Photo Courtesy of Variety

Alfonso Cuarón’s inspiration for his award-winning drama “Roma” was none other than Cannes topper Thierry Frémaux, the Mexican director revealed during a masterclass at the 10th Lumière Film Festival in Lyon on Tuesday.

In a wide-ranging conversation with Frémaux, who serves as director of the Institut Lumière, Cuarón recalled how he had been previously working on a completely different project – a pre-historic drama set 50,000 to 100,000 years ago that centered on early humans, when the two met at the Morelia Film Festival in Mexico. Frémaux was unimpressed after hearing about it and instead urged the filmmaker to return to his native Mexico and make another Spanish-language film.

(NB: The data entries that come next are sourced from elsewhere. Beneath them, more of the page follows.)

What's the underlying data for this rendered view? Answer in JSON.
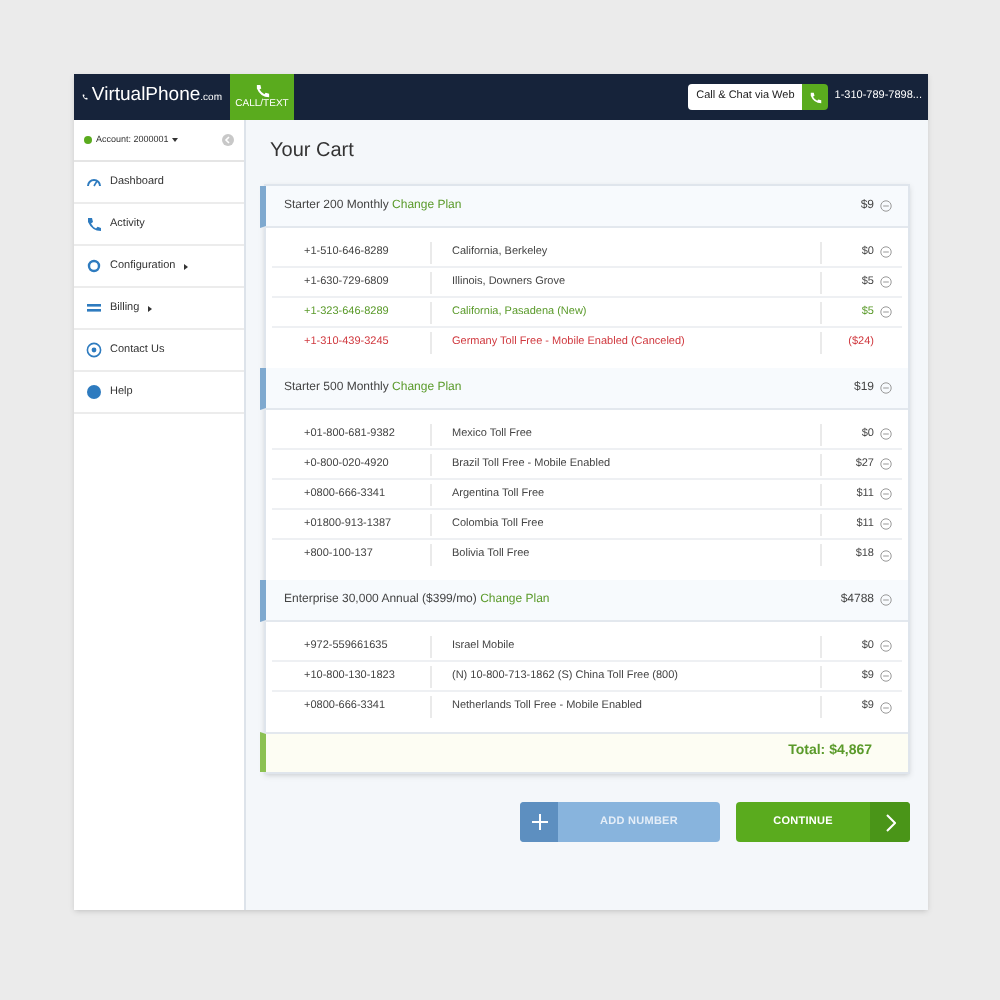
{
  "header": {
    "logo_main": "VirtualPhone",
    "logo_suffix": ".com",
    "call_tab": "CALL/TEXT",
    "web_button": "Call & Chat via Web",
    "phone": "1-310-789-7898..."
  },
  "sidebar": {
    "account": "Account: 2000001",
    "items": [
      {
        "label": "Dashboard",
        "submenu": false
      },
      {
        "label": "Activity",
        "submenu": false
      },
      {
        "label": "Configuration",
        "submenu": true
      },
      {
        "label": "Billing",
        "submenu": true
      },
      {
        "label": "Contact Us",
        "submenu": false
      },
      {
        "label": "Help",
        "submenu": false
      }
    ]
  },
  "title": "Your Cart",
  "plans": [
    {
      "name": "Starter 200 Monthly",
      "link": "Change Plan",
      "price": "$9",
      "rows": [
        {
          "number": "+1-510-646-8289",
          "description": "California, Berkeley",
          "price": "$0",
          "kind": "normal"
        },
        {
          "number": "+1-630-729-6809",
          "description": "Illinois, Downers Grove",
          "price": "$5",
          "kind": "normal"
        },
        {
          "number": "+1-323-646-8289",
          "description": "California, Pasadena (New)",
          "price": "$5",
          "kind": "new"
        },
        {
          "number": "+1-310-439-3245",
          "description": "Germany Toll Free - Mobile Enabled (Canceled)",
          "price": "($24)",
          "kind": "canceled"
        }
      ]
    },
    {
      "name": "Starter 500 Monthly",
      "link": "Change Plan",
      "price": "$19",
      "rows": [
        {
          "number": "+01-800-681-9382",
          "description": "Mexico Toll Free",
          "price": "$0",
          "kind": "normal"
        },
        {
          "number": "+0-800-020-4920",
          "description": "Brazil Toll Free - Mobile Enabled",
          "price": "$27",
          "kind": "normal"
        },
        {
          "number": "+0800-666-3341",
          "description": "Argentina Toll Free",
          "price": "$11",
          "kind": "normal"
        },
        {
          "number": "+01800-913-1387",
          "description": "Colombia Toll Free",
          "price": "$11",
          "kind": "normal"
        },
        {
          "number": "+800-100-137",
          "description": "Bolivia Toll Free",
          "price": "$18",
          "kind": "normal"
        }
      ]
    },
    {
      "name": "Enterprise 30,000 Annual ($399/mo)",
      "link": "Change Plan",
      "price": "$4788",
      "rows": [
        {
          "number": "+972-559661635",
          "description": "Israel Mobile",
          "price": "$0",
          "kind": "normal"
        },
        {
          "number": "+10-800-130-1823",
          "description": "(N) 10-800-713-1862 (S) China Toll Free (800)",
          "price": "$9",
          "kind": "normal"
        },
        {
          "number": "+0800-666-3341",
          "description": "Netherlands Toll Free - Mobile Enabled",
          "price": "$9",
          "kind": "normal"
        }
      ]
    }
  ],
  "total": "Total: $4,867",
  "buttons": {
    "add": "ADD NUMBER",
    "continue": "CONTINUE"
  }
}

Despite his exasperation with Frémaux, Cuarón soon realized he was right. “It was in fact the right moment. The truth of the matter is I was drying up. There is an arrogant, cosmopolitan pretension that we are citizens of the world. That is partly true, but even a citizen of the world has roots.”

Cuarón saw it as the right time to embark on such an endeavor under his own rules and using what he calls the “technical tools of great spectacle” – such as state-of-the-art Dolby Atmos sound technology and 65mm format – to make an intimate, black and white Mexican film in Spanish and Mixtec.